Introducing Christina Baal, our cover artist for BWD November/December 2020.

The latest issue of Bird Watcher’s Digest will be hitting mailboxes in the next week or so, and our subscribers might notice something different about the cover… something bright, something bold, something more expressionistic than our readers are used to.

BWD November/December 2020 cover featuring Hidden Colors: Yellow-billed Magpie by Christina Baal.

We would like to introduce our newest cover artist, Christina Baal, and her cover of our November/December 2020 issue, a piece titled Hidden Colors: Yellow-billed Magpie. Christina is a bird artist, writer, and naturalist whose dream is to meet and paint 10,000 species of birds. After graduating from Bard College in 2014, she started her art business, Drawing 10,000 Birds, and has since traveled nonstop looking for birds. Most recently she lived in a small Alaskan village where she got to watch brown bears in her backyard!

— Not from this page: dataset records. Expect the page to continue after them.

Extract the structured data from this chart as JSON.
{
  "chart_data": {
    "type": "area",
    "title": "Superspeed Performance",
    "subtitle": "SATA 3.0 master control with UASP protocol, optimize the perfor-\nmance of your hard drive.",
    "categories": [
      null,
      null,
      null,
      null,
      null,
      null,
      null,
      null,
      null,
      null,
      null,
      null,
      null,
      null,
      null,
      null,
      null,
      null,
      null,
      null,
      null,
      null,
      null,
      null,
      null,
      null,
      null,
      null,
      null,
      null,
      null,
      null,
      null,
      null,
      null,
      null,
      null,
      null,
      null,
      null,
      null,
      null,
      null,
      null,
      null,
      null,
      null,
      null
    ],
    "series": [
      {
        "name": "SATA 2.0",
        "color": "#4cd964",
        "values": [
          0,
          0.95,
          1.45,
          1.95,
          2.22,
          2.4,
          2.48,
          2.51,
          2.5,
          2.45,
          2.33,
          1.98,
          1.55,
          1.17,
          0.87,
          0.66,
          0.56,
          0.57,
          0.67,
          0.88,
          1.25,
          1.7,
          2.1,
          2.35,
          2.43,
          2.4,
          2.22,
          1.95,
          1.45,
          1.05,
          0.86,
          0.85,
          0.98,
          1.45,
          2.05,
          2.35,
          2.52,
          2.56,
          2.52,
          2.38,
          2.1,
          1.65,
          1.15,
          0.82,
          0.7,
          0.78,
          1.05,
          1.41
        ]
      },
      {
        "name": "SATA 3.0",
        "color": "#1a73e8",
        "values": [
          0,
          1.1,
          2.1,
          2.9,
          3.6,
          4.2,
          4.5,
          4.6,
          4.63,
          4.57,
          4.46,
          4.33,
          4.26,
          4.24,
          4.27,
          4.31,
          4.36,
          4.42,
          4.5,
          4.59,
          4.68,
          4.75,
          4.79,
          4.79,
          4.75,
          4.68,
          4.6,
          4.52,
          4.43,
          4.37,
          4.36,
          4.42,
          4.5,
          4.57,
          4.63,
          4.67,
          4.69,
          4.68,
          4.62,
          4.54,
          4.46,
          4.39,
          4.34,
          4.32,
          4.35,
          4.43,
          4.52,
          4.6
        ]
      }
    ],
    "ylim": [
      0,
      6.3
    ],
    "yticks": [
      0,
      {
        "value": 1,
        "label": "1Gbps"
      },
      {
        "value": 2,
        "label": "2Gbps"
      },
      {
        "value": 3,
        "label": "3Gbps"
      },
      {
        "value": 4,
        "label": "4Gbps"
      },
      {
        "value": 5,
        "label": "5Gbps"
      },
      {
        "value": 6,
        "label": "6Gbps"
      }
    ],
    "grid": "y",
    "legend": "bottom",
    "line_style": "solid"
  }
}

Christina loves going to bird festivals to show her artwork, lead trips, teach art, and spend time with the birding community. She has designed artwork for the Space Coast Birding and Wildlife Festival, the Biggest Week in American Birding, the New River Birding and Nature Festival, and New Jersey Audubon’s World Series of Birding. During the rest of the year, she works as an environmental educator, and has recently started illustrating books, including Lucy’s Life List and her hot-off-the-press Once Upon a Feather, a field guide where ornithology meets mythology—both of which have been reviewed and recommended in BWD‘s Book Notes. Christina lives with her partner and adorable golden retriever.

More About Christina

The BWD staff began crossing paths with Christina a few years ago at various birding festivals, and it is impossible to walk by her booth and not be pulled in and absorbed by her unique style—and her!

You should also check out her website, Drawing 10,000 Birds. Here she shares her quest to meet and paint the world’s 10,000 bird species, and also where you’ll find her blog, where she keeps folks up to date on her latest adventures—which currently involves counting hawks at the Greenwich Audubon Center in Connecticut. Her website has a free resources section, consisting of a wealth of printables, including coloring pages, a young birder’s field guide, flash cards, bookmarks, posters, playing cards, and more.

We hope you enjoy the November/December 2020 issue of BWD—starting with the gorgeous cover and every page that follows! If you are not yet a subscriber, join our growing readership and subscribe today!

Here’s what Christina had to say about Hidden Colors—Yellow-billed Magpie:

“What really strikes me about magpies is the amazing amount of color in their feathers. When I took my first painting class in college, one of our assignments was to look for ‘hidden colors’ in shadows, and I think that members of the Corvidae family are a wonderful way to practice this exercise. I love how, when the California sun hits magpies just right, their entire bodies seem to glimmer with iridescent hidden blues, greens, and purples. My favorite experience with magpies occurred in the fall, so I created a setting for this painting that captured a western field with the golds and yellows of that time of year.”